For those who have progressed to the proliferative stage of the disease, various treatment options are available to curtail the excess blood vessel growth. This can sometimes restore lost sight, provided the retina is still attached and is receiving a blood supply. Options include:

  • Anti-VEGF Injections. Anti-VEGF medications are injected directly into the eye to block a protein called vascular endothelial growth factor (VEGF), which stimulates the growth of abnormal blood vessels and causes fluid leakage. These injections are now one of the main treatments for diabetic macular oedema and some forms of advanced diabetic retinopathy, helping to reduce swelling, slow disease progression and preserve vision. Regular injections may be needed to maintain their effectiveness.
  • Steroid Injections. By injecting steroids in the vitreous gel inside the eye, the pressure can be reduced. This will help reduce inflammation and allow the blood vessels in the eye to heal.

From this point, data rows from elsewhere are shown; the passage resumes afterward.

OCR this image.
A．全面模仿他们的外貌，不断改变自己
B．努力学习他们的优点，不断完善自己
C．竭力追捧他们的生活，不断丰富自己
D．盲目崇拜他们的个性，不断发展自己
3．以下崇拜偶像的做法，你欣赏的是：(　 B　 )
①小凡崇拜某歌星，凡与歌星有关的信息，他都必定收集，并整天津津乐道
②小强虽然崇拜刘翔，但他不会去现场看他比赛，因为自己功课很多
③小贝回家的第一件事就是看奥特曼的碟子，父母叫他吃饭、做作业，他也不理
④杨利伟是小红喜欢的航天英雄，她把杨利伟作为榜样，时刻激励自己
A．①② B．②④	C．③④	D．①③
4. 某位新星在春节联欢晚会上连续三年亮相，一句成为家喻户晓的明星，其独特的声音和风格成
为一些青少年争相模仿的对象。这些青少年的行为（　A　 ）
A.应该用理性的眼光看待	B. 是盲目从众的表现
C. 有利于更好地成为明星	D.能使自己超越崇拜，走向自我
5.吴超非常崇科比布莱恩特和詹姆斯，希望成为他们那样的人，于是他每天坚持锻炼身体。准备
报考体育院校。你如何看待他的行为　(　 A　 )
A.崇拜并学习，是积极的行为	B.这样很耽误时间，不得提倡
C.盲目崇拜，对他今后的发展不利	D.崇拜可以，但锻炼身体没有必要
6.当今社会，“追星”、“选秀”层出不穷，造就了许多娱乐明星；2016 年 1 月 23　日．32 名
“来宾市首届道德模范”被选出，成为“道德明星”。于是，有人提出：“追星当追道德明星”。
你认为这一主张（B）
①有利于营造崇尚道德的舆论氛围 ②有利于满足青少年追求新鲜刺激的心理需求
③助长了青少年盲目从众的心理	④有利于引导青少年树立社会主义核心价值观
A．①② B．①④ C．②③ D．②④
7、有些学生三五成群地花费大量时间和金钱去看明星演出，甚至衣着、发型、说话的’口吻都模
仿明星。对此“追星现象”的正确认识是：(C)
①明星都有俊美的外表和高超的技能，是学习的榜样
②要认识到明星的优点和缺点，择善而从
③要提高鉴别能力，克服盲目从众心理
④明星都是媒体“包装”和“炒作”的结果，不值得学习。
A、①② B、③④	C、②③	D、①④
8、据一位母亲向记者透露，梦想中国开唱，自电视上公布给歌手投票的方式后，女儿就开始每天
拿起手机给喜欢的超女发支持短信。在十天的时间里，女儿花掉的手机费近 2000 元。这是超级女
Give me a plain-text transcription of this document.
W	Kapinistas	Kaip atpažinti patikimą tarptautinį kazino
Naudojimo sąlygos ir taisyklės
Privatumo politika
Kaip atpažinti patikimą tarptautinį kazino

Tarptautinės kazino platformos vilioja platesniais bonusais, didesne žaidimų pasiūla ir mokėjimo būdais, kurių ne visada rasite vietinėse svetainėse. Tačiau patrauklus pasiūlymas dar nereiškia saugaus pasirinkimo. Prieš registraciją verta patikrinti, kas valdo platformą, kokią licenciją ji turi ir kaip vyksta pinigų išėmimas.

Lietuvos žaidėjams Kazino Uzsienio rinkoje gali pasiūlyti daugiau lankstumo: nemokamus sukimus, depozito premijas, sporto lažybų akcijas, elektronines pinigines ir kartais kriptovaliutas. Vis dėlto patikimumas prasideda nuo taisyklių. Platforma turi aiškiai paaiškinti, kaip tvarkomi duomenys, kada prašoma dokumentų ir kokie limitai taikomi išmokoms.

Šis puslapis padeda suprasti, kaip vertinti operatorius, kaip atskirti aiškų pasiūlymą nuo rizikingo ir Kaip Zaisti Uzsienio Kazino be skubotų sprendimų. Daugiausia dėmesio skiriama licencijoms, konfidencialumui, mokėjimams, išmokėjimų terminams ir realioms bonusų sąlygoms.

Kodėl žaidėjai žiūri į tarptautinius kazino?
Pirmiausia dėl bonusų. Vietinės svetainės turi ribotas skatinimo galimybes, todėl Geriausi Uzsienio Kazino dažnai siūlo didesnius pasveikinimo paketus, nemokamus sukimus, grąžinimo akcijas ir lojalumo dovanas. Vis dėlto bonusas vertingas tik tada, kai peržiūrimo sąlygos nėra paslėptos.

  • Laser Treatments. A laser can sometimes be used to treat the overgrowth of blood vessels obscuring the retina. Laser treatment aims to reduce further vision loss and preserve existing sight. In some cases vision may improve, but the main goal is to prevent further damage. Whether or not you qualify for laser treatments depends largely on the severity of the disease, with those in the first three stages usually being better candidates than those with advanced disease.

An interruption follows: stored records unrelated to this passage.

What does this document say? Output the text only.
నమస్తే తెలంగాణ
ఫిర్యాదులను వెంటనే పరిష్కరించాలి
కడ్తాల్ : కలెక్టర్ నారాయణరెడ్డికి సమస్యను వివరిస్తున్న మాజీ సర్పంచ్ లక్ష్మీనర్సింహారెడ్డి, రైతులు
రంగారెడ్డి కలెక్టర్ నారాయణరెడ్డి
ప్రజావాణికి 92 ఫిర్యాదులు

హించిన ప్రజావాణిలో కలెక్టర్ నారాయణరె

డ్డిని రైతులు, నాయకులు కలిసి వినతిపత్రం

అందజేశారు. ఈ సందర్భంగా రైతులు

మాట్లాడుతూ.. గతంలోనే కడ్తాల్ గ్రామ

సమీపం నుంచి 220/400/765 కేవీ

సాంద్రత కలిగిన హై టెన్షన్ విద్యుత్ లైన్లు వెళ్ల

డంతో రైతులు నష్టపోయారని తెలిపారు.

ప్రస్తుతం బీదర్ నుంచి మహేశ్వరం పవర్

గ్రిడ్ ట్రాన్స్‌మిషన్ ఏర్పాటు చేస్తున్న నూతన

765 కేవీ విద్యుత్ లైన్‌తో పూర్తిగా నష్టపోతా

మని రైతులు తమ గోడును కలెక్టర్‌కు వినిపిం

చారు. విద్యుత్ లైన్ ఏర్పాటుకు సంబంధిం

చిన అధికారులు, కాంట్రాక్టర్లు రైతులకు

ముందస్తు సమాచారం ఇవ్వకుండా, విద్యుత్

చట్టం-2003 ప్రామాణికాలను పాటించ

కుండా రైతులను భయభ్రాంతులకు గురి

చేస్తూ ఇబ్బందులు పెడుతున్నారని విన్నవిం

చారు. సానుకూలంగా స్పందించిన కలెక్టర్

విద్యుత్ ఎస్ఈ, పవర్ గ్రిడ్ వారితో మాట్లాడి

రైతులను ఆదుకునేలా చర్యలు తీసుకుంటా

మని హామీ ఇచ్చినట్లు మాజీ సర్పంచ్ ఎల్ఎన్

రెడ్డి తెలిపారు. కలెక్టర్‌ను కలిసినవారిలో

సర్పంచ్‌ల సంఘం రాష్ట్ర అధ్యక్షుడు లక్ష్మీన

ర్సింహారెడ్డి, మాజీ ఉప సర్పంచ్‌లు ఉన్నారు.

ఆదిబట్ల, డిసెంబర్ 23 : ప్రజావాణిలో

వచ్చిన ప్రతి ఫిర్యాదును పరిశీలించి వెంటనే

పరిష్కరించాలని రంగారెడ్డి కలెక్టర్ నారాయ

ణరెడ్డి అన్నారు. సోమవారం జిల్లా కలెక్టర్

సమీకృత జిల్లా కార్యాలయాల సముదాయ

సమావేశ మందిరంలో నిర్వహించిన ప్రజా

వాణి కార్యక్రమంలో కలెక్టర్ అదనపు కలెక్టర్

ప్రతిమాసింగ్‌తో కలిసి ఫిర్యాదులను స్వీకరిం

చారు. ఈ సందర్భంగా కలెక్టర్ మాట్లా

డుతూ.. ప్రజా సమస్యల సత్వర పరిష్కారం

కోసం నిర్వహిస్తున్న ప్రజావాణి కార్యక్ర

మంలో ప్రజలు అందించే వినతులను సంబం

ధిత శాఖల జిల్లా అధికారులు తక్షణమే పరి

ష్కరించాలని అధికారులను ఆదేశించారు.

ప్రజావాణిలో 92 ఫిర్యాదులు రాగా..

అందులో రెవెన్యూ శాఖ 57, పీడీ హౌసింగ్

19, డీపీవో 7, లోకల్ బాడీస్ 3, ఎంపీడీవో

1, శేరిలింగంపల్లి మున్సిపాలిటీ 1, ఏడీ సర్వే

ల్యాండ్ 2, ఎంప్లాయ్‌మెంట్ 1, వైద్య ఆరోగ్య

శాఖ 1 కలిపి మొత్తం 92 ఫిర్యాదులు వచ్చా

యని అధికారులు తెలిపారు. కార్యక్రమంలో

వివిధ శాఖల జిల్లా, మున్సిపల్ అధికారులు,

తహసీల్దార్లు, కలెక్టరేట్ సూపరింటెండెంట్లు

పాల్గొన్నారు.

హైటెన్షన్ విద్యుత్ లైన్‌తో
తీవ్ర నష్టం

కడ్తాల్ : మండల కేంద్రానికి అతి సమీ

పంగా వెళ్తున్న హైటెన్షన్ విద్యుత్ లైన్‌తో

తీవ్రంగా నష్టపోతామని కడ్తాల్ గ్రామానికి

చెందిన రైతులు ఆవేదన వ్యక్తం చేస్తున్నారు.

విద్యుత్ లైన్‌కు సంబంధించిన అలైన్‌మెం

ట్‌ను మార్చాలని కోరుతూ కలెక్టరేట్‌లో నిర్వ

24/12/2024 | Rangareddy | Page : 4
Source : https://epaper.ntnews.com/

  • Surgical Intervention. Surgery can be used to clear away blood that has leaked into the vitreous gel or is obscuring the retina. Surgery can also be used to remove scar tissue if laser treatment is unsuccessful or the retinopathy has advanced too far for it to be effective. Surgery is often the last resort after all other options have been exhausted.

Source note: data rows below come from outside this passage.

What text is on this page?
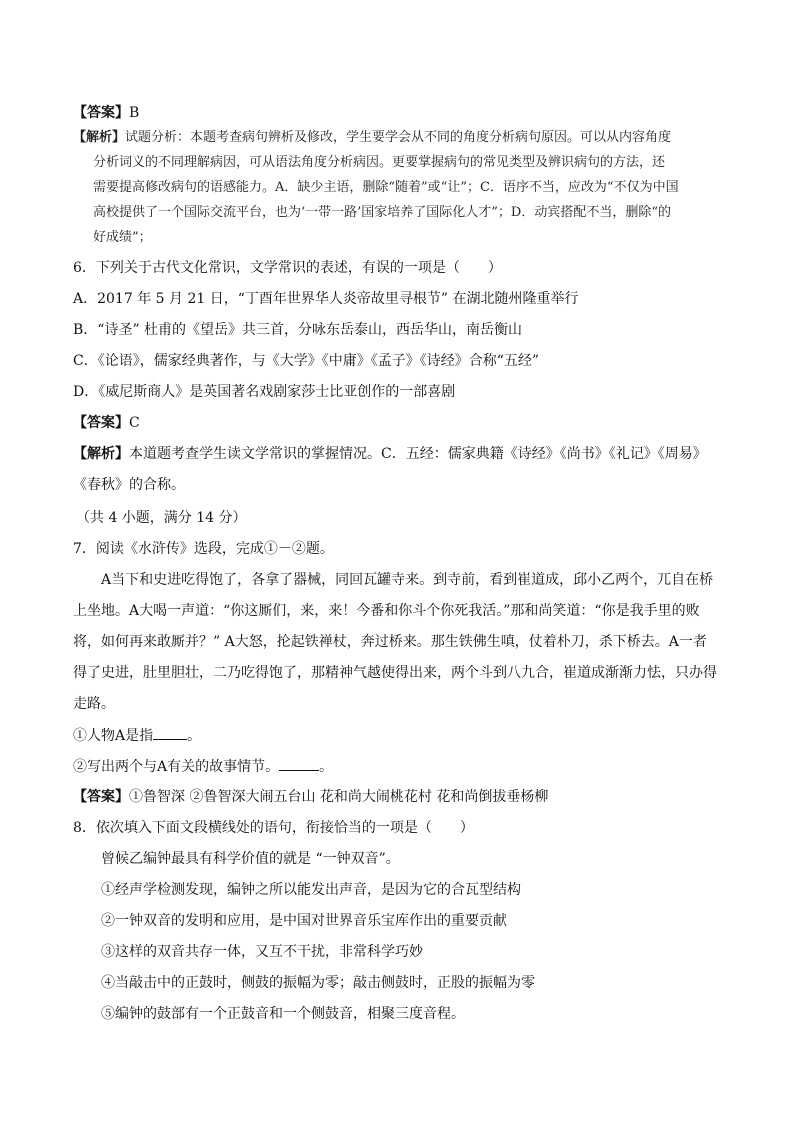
【答案】B
【解析】试题分析：本题考查病句辨析及修改，学生要学会从不同的角度分析病句原因。可以从内容角度
分析词义的不同理解病因，可从语法角度分析病因。更要掌握病句的常见类型及辨识病句的方法，还
需要提高修改病句的语感能力。A．缺少主语，删除“随着”或“让”；C．语序不当，应改为“不仅为中国
高校提供了一个国际交流平台，也为‘一带一路’国家培养了国际化人才”；D．动宾搭配不当，删除“的
好成绩”；
6．下列关于古代文化常识，文学常识的表述，有误的一项是（　　）
A．2017 年 5 月 21 日，“丁酉年世界华人炎帝故里寻根节” 在湖北随州隆重举行
B．“诗圣” 杜甫的《望岳》共三首，分咏东岳泰山，西岳华山，南岳衡山
C．《论语》，儒家经典著作，与《大学》《中庸》《孟子》《诗经》合称“五经”
D．《威尼斯商人》是英国著名戏剧家莎士比亚创作的一部喜剧
【答案】C
【解析】本道题考查学生读文学常识的掌握情况。C．五经：儒家典籍《诗经》《尚书》《礼记》《周易》
《春秋》的合称。
（共 4 小题，满分 14 分）
7．阅读《水浒传》选段，完成①－②题。
A当下和史进吃得饱了，各拿了器械，同回瓦罐寺来。到寺前，看到崔道成，邱小乙两个，兀自在桥
上坐地。A大喝一声道：“你这厮们，来，来！今番和你斗个你死我活。”那和尚笑道：“你是我手里的败
将，如何再来敢厮并？” A大怒，抡起铁禅杖，奔过桥来。那生铁佛生嗔，仗着朴刀，杀下桥去。A一者
得了史进，肚里胆壮，二乃吃得饱了，那精神气越使得出来，两个斗到八九合，崔道成渐渐力怯，只办得
走路。
①人物A是指 。
②写出两个与A有关的故事情节。	。
【答案】①鲁智深 ②鲁智深大闹五台山 花和尚大闹桃花村 花和尚倒拔垂杨柳
8．依次填入下面文段横线处的语句，衔接恰当的一项是（　　）
曾候乙编钟最具有科学价值的就是 “一钟双音”。
①经声学检测发现，编钟之所以能发出声音，是因为它的合瓦型结构
②一钟双音的发明和应用，是中国对世界音乐宝库作出的重要贡献
③这样的双音共存一体，又互不干扰，非常科学巧妙
④当敲击中的正鼓时，侧鼓的振幅为零；敲击侧鼓时，正股的振幅为零
⑤编钟的鼓部有一个正鼓音和一个侧鼓音，相聚三度音程。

If you are diabetic and are concerned about the possibility of diabetic retinopathy, or you have already been diagnosed, understanding the disease, prevention and treatments is integral to your health. Diabetic retinopathy usually responds well to treatment and changes in lifestyle, meaning you can control the progression and outcome. 

If you have additional questions or are concerned you may be at risk, contact your optometrist, ophthalmologist, or general practitioner right away. Early detection is crucial to preserving the health of your eyes.